Well, seems every time a new flight game hits the market it is an "Aces High killer". I remember when Targetware hit and we were "doomed", and then IL2 hit (along with several incarnations) and with each version, we were going to be "out of business".
There seems to be a never ending supply of people who want to proclaim Aces High is going to be killed by the next game. They all come in here and talk about how we have screwed up so bad and how the next best thing is going to kill us. They are happy to recite how we must change our business and are very willing to tell us what we need to do to stay in the game. It is simply amazing how many people think they are experts in this field.

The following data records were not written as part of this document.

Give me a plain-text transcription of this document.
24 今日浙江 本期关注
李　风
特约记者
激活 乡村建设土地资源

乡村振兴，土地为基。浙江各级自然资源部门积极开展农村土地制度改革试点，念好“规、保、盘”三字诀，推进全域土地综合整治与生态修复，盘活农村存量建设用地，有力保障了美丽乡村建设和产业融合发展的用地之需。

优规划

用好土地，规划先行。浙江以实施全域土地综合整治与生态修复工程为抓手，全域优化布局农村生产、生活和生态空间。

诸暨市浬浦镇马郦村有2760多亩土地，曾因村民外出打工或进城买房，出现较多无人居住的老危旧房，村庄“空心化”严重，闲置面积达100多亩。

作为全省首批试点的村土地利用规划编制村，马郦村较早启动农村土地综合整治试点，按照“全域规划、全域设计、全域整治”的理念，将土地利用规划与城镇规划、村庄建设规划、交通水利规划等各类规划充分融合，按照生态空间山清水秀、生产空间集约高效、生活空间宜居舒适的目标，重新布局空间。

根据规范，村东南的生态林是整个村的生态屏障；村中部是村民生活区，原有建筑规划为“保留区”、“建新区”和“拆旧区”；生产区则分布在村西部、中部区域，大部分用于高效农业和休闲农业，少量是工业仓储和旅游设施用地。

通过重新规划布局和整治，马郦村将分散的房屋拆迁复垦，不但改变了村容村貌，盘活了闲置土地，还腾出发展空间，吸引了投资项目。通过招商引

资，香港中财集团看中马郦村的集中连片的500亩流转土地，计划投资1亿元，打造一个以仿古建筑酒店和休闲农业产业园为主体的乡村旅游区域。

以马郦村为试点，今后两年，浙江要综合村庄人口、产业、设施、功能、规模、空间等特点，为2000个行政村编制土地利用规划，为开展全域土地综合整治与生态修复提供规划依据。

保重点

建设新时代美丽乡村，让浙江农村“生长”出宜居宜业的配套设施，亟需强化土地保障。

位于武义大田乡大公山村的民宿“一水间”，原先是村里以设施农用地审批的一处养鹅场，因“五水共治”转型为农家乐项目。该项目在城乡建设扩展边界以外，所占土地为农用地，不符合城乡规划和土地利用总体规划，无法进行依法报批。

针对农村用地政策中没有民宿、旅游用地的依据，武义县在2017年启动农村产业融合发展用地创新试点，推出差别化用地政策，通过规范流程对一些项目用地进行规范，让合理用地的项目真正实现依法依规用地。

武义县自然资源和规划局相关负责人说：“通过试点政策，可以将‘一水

It is easy to sit back and act like you have all the answers, but when it becomes a matter of keeping a roof over your head and feeding your family, it takes on a different perspective.

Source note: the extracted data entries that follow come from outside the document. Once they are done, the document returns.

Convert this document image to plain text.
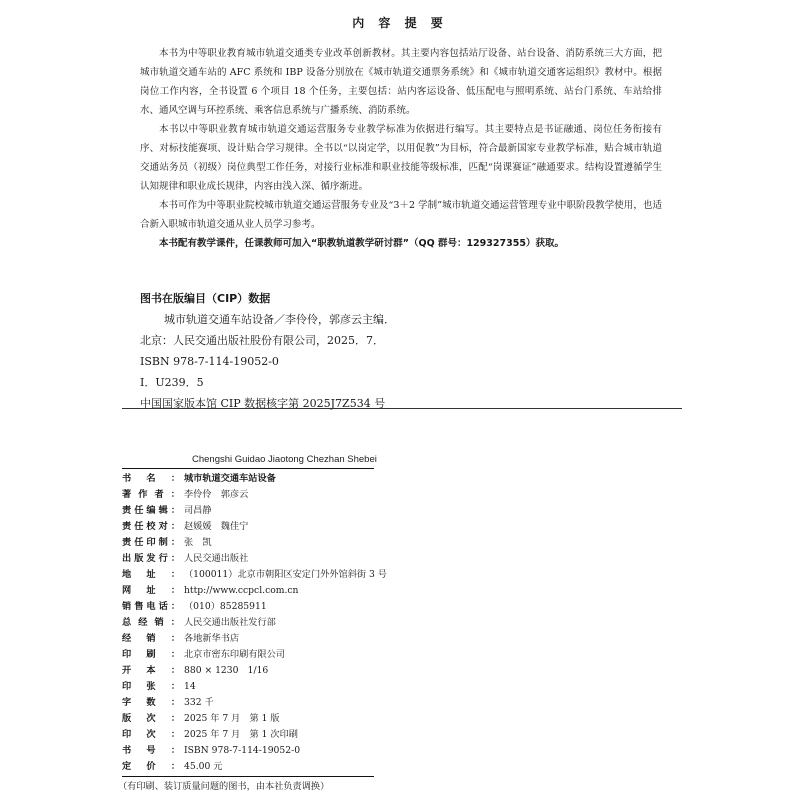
内 容 提 要

本书为中等职业教育城市轨道交通类专业改革创新教材。其主要内容包括站厅设备、站台设备、消防系统三大方面，把城市轨道交通车站的 AFC 系统和 IBP 设备分别放在《城市轨道交通票务系统》和《城市轨道交通客运组织》教材中。根据岗位工作内容，全书设置 6 个项目 18 个任务，主要包括：站内客运设备、低压配电与照明系统、站台门系统、车站给排水、通风空调与环控系统、乘客信息系统与广播系统、消防系统。

本书以中等职业教育城市轨道交通运营服务专业教学标准为依据进行编写。其主要特点是书证融通、岗位任务衔接有序、对标技能赛项、设计贴合学习规律。全书以“以岗定学，以用促教”为目标，符合最新国家专业教学标准，贴合城市轨道交通站务员（初级）岗位典型工作任务，对接行业标准和职业技能等级标准，匹配“岗课赛证”融通要求。结构设置遵循学生认知规律和职业成长规律，内容由浅入深、循序渐进。

本书可作为中等职业院校城市轨道交通运营服务专业及“3＋2 学制”城市轨道交通运营管理专业中职阶段教学使用，也适合新入职城市轨道交通从业人员学习参考。

本书配有教学课件，任课教师可加入“职教轨道教学研讨群”（QQ 群号：129327355）获取。

图书在版编目（CIP）数据
城市轨道交通车站设备／李伶伶，郭彦云主编．
北京：人民交通出版社股份有限公司，2025．7．
ISBN 978-7-114-19052-0
Ⅰ．U239．5
中国国家版本馆 CIP 数据核字第 2025J7Z534 号
Chengshi Guidao Jiaotong Chezhan Shebei
书 名 ： 城市轨道交通车站设备
著 作 者 ： 李伶伶　郭彦云
责 任 编 辑 ： 司昌静
责 任 校 对 ： 赵媛媛　魏佳宁
责 任 印 制 ： 张　凯
出 版 发 行 ： 人民交通出版社
地 址 ： （100011）北京市朝阳区安定门外外馆斜街 3 号
网 址 ： http://www.ccpcl.com.cn
销 售 电 话 ： （010）85285911
总 经 销 ： 人民交通出版社发行部
经 销 ： 各地新华书店
印 刷 ： 北京市密东印刷有限公司
开 本 ： 880 × 1230　1/16
印 张 ： 14
字 数 ： 332 千
版 次 ： 2025 年 7 月　第 1 版
印 次 ： 2025 年 7 月　第 1 次印刷
书 号 ： ISBN 978-7-114-19052-0
定 价 ： 45.00 元
（有印刷、装订质量问题的图书，由本社负责调换）
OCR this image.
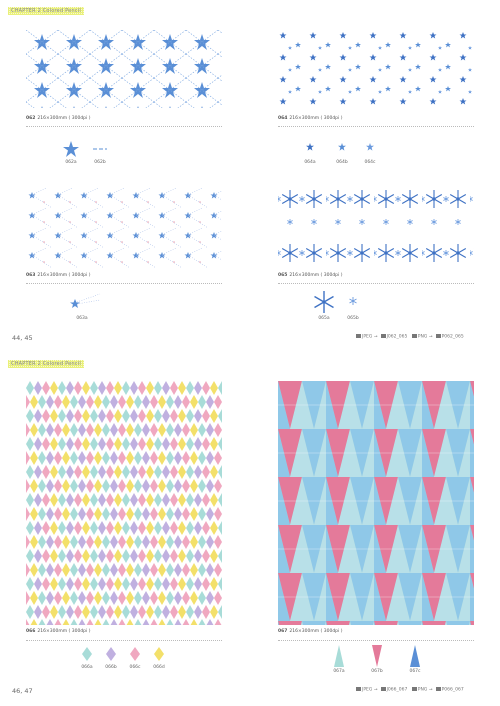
CHAPTER 2 Colored Pencil
062 216×300mm ( 300dpi )
062a	062b
063 216×300mm ( 300dpi )
063a
44, 45
064 216×300mm ( 300dpi )
064a	064b	064c
065 216×300mm ( 300dpi )
065a	065b
JPEG → J062_065 PNG → P062_065
CHAPTER 2 Colored Pencil
066 216×300mm ( 300dpi )
066a	066b	066c	066d
46, 47
067 216×300mm ( 300dpi )
067a	067b	067c
JPEG → J066_067 PNG → P066_067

Over the last 12 years, we have shown the industry we never rest on our laurels. We challenge ourselves more than any other competitor could. There is a passion at work here that is still alive and well. One only has to look at how many times this game has been updated over the last 12 years to know that is true.
One of the most frustrating things to deal with are end users who measure the complexity and sophistication of a game by its graphics. Anyone in the business knows great graphics is about artwork and a lot of it. The underlying display code is trivial as compared to the amount of artwork needed.
A major cost, in our business, is the download size. We have to be conscious of it. End users are so used to just downloading whatever they want without worrying about that cost. Who do you think pays for that? We do. There are other issues that go along with the size of the download, but those are irrelevant for the purposes here. Resource management is what it ends up being about. We could build a single airplane model that would swamp a 512MB video card. How far would that take us? You cannot make a slider which reduces the artwork for a model. You would have to make different models to solve that one.
How many of those great looking cars are you going to see on a race track? What is the actual view distance? Again, resource management. The fewer models you have in view and the less the distance, the more detail you can afford to add to them.
Personally, I have yet to find a game, with so many models, do what Aces High does, while keeping the entire game under 300MB. I am not saying there are not any, but I have not found one.